Nel fine settimana di Frieze, la grande fiera-kermesse dell’arte contemporanea a Londra, i visitatori italiani si riconoscevano lontano un miglio in giro per la città perché erano gli unici a indossare una mascherina. Qualcuno si è lasciato scappare un commento del tipo: “Mi ero dimenticato che esisteva un mondo senza mascherina”. Ma la maggioranza, invece, la pensa come Claudio Plazzotta, giornalista di Italia Oggi: gli inglesi siano un popolo di ottusi deficienti.
Alcune considerazioni:
1) In UK il 90% delle persone è vaccinato. Dunque il Covid è declassato a poco più di influenza stagionale. Nel momento in cui esiste un vaccino per un virus, il numero di contagi è irrilevante.
2) In un paese che ha aperto tutto senza limitazioni e divieti da luglio, è normale che dopo 3 mesi, e con l’arrivo dell’autunno, i contagi aumentino.
3) In un paese ad alta percentuale di vaccinati, contano i ricoveri e le terapie intensive, non i contagi (vedi sopra). E al momento non si registrano picchi di ricoveri o ospedali in difficoltà.

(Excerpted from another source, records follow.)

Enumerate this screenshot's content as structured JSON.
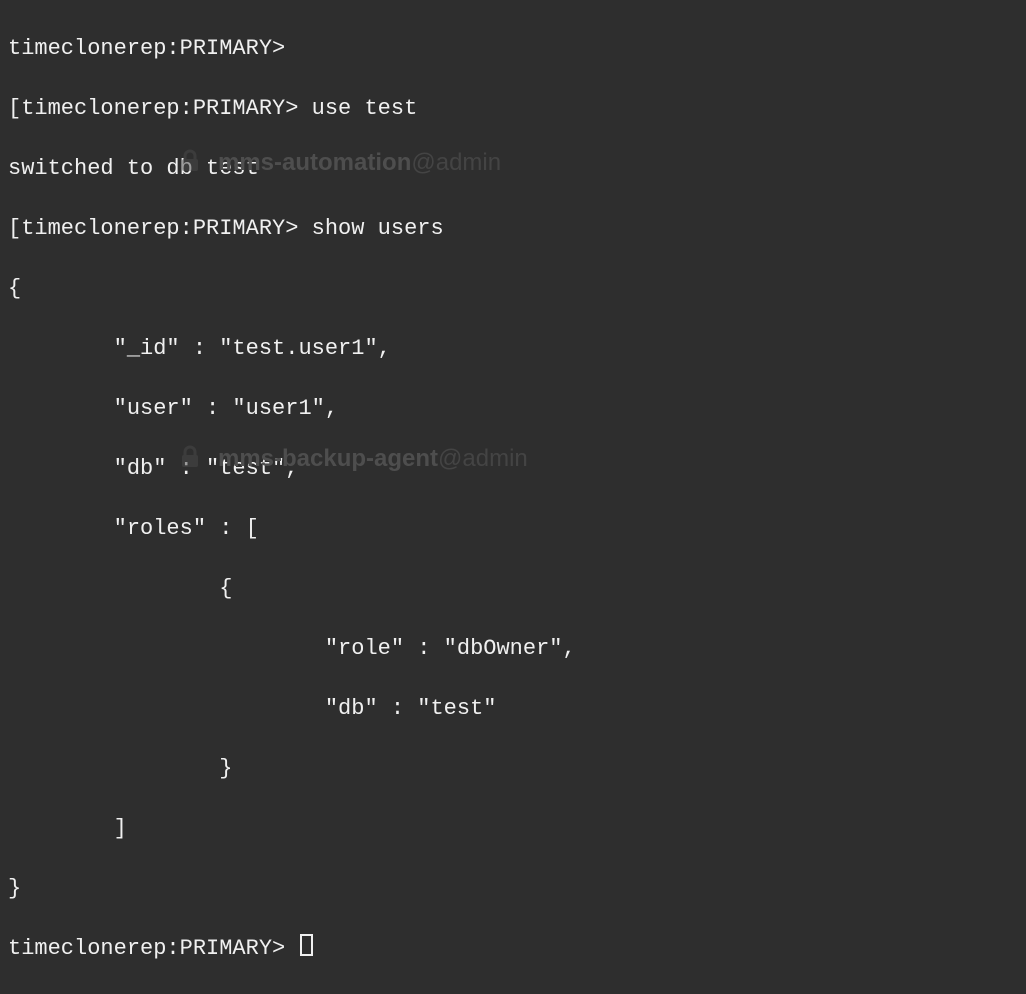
{
  "colors": {
    "bg": "#2e2e2e",
    "fg": "#f0f0f0",
    "watermark": "#4e4e4e"
  },
  "lines": {
    "l0": "timeclonerep:PRIMARY>",
    "l1": "[timeclonerep:PRIMARY> use test",
    "l2": "switched to db test",
    "l3": "[timeclonerep:PRIMARY> show users",
    "l4": "{",
    "l5": "        \"_id\" : \"test.user1\",",
    "l6": "        \"user\" : \"user1\",",
    "l7": "        \"db\" : \"test\",",
    "l8": "        \"roles\" : [",
    "l9": "                {",
    "l10": "                        \"role\" : \"dbOwner\",",
    "l11": "                        \"db\" : \"test\"",
    "l12": "                }",
    "l13": "        ]",
    "l14": "}",
    "l15": "timeclonerep:PRIMARY> "
  },
  "watermarks": {
    "wm1_user": "mms-automation",
    "wm1_at": "@admin",
    "wm2_user": "mms-backup-agent",
    "wm2_at": "@admin"
  }
}
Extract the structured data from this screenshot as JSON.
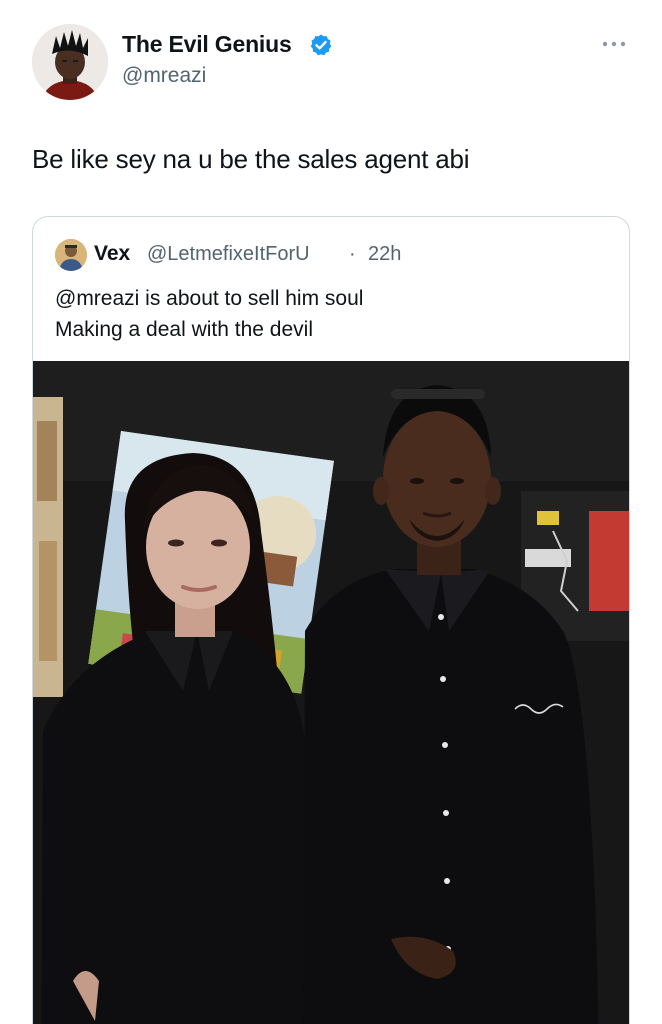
{
  "tweet": {
    "author": {
      "display_name": "The Evil Genius",
      "handle": "@mreazi",
      "verified": true
    },
    "text": "Be like sey na u be the sales agent abi",
    "more_icon": "more-horizontal-icon"
  },
  "quote": {
    "author": {
      "display_name": "Vex",
      "handle": "@LetmefixeItForU",
      "separator": "·",
      "time": "22h"
    },
    "text_lines": [
      "@mreazi is about to sell him soul",
      "Making a deal with the devil"
    ],
    "photo": {
      "shirt_logo": "Jacquemus"
    }
  },
  "colors": {
    "text_primary": "#0f1419",
    "text_secondary": "#536471",
    "verified_blue": "#1d9bf0",
    "border": "#cfd9de"
  }
}
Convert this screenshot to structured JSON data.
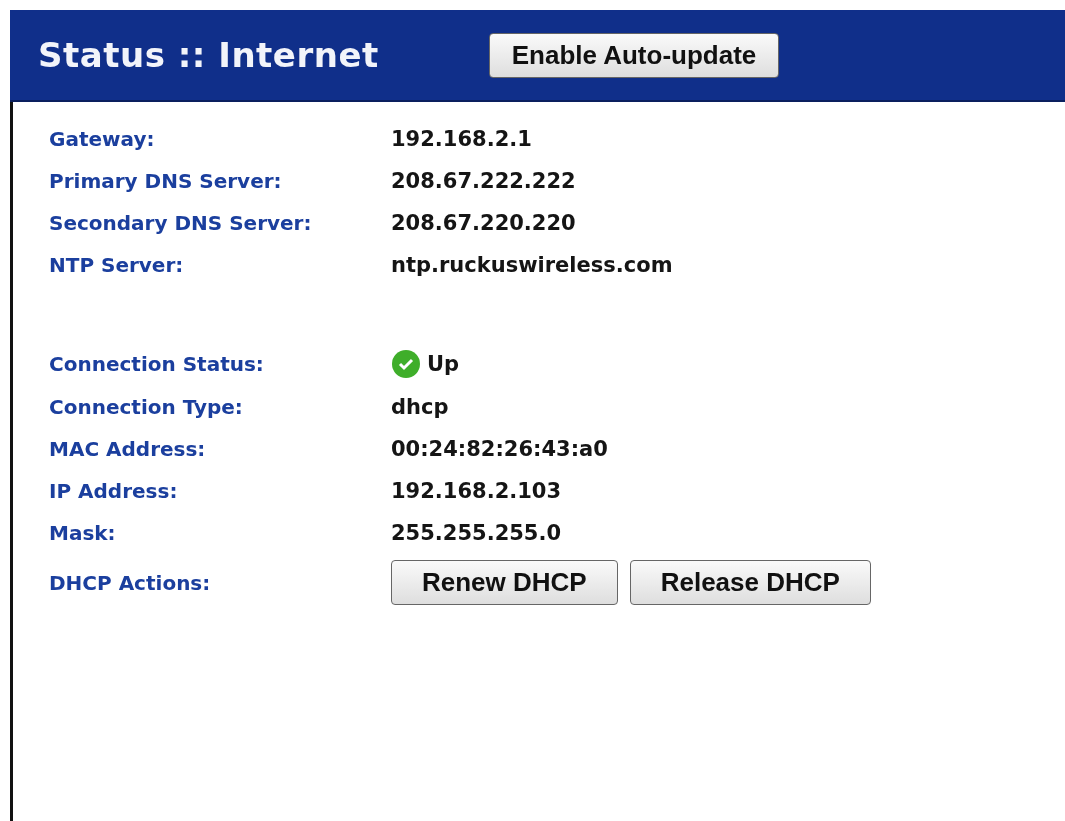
{
  "header": {
    "title": "Status :: Internet",
    "button": "Enable Auto-update"
  },
  "groups": [
    {
      "rows": [
        {
          "kind": "text",
          "label": "Gateway:",
          "value": "192.168.2.1"
        },
        {
          "kind": "text",
          "label": "Primary DNS Server:",
          "value": "208.67.222.222"
        },
        {
          "kind": "text",
          "label": "Secondary DNS Server:",
          "value": "208.67.220.220"
        },
        {
          "kind": "text",
          "label": "NTP Server:",
          "value": "ntp.ruckuswireless.com"
        }
      ]
    },
    {
      "rows": [
        {
          "kind": "status",
          "label": "Connection Status:",
          "value": "Up",
          "connected": true
        },
        {
          "kind": "text",
          "label": "Connection Type:",
          "value": "dhcp"
        },
        {
          "kind": "text",
          "label": "MAC Address:",
          "value": "00:24:82:26:43:a0"
        },
        {
          "kind": "text",
          "label": "IP Address:",
          "value": "192.168.2.103"
        },
        {
          "kind": "text",
          "label": "Mask:",
          "value": "255.255.255.0"
        },
        {
          "kind": "buttons",
          "label": "DHCP Actions:",
          "buttons": [
            "Renew DHCP",
            "Release DHCP"
          ]
        }
      ]
    }
  ]
}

4) Quando la quasi totalità della popolazione è vaccinata, l’immunità di gregge non è cinismo, ma sano pragmatismo.
Convivere col Virus
I “Contagi Zero” non esistono, sono un mito, un concetto puramente scientifico. Così come non esiste il 100% di vaccinati. Le sacche di minoranza, le frange di gente che non si allinea, esistono per ogni fenomeno e sono fisiologiche. Invece di lanciare una crociata contro la minoranza dei NoVax, per inseguire un dogma irrealizzabile, tipico dei paesi ideologizzati, il Regno Unito ha semplicemente deciso che non si può fermare economia per sempre, altrimenti i danni (sociali, economici e politici) sono ben peggiori, né si possono imporre obblighi a una sparuta minoranza. E’ dunque tempo di convivere col virus: ci vorranno anni prima il CoronaVirus sarà completamente debellato. Non si può tenere in eterno un paese in quarantena o sotto restrizioni. Né si può vivere con la fobia continua dei contagi. Il buon senso di un governo pragmatico.
E’ la stampa, bellezza
Il Covid nel Regno Unito è la continuazione della Brexit sotto altra forma. Il paese sconta una “narrazione” apocalittica perché ha osato dire addio alla Ue. Avete fatto caso che dal 2016, anno del fatidico referendum, a oggi, ogni notizia che arriva dalla Gran Bretagna è solo negativa e quando ci sono successi (vedi la campagna vaccinale record, o il rimbalzo dell’economia) viene passata in sordina o addirittura cancellata? Il teorema, semplice, è far credere alla gente che non possa esistere vita fuori della Ue. “Non avrai altro Dio all’infuori di me”: a leggere certi ortodossi fanatici dell’Unione Europea, non siamo molto lontani dal primo comandamento.
Esaurito il tema Brexit, perché la Gran Bretagna è uscita dall’Unione Europea, e dunque non si può polemizzare col passato, la narrazione si è spostata sul Covid. L’Italia è omologata e canta all’unisono la stessa Versione di Barney: il Regno Unito è il peggior paese d’Europa nella gestione della pandemia. Come dice un importante banchiere italiano a Londra, il cui nome però non si può scrivere in questo blog: “Alla Gran Bretagna devono fargliela pagare”.
Italiani cavie in laboratorio?
Più passa il tempo e più si fa strada la sensazione che il Covid sia ormai solo ideologia e politica. Per molti Governi è una manna dal cielo: niente opposizione, tutti “Zitti e Buoni” per dirla coi Maneskin.
Italia è unico paese al mondo dove serve il GreenPass (ma poi perché tutti sti inglesismi?) per entrare nel posto di lavoro. Se ne sono accorti anche all’estero: il Washington Post, il giornale ora di proprietà del magante Jeff Bezos, e bandiera del giornalismo indipendente e “progressista” scrive che l’Italia è il paese più “severo” al mondo, un laboratorio dove i cittadini vengono testati su quanta libertà sono disposti a rinunciare in nome del Covid.

Queste notizie, però, in Italia passano in sordina. Meglio distrarre la popolazione con l’allarme dei contagi nel Regno Unito. La prossima volta che mia mamma telefona, preoccupata, le dirò di andarsi a leggere il Washington Post.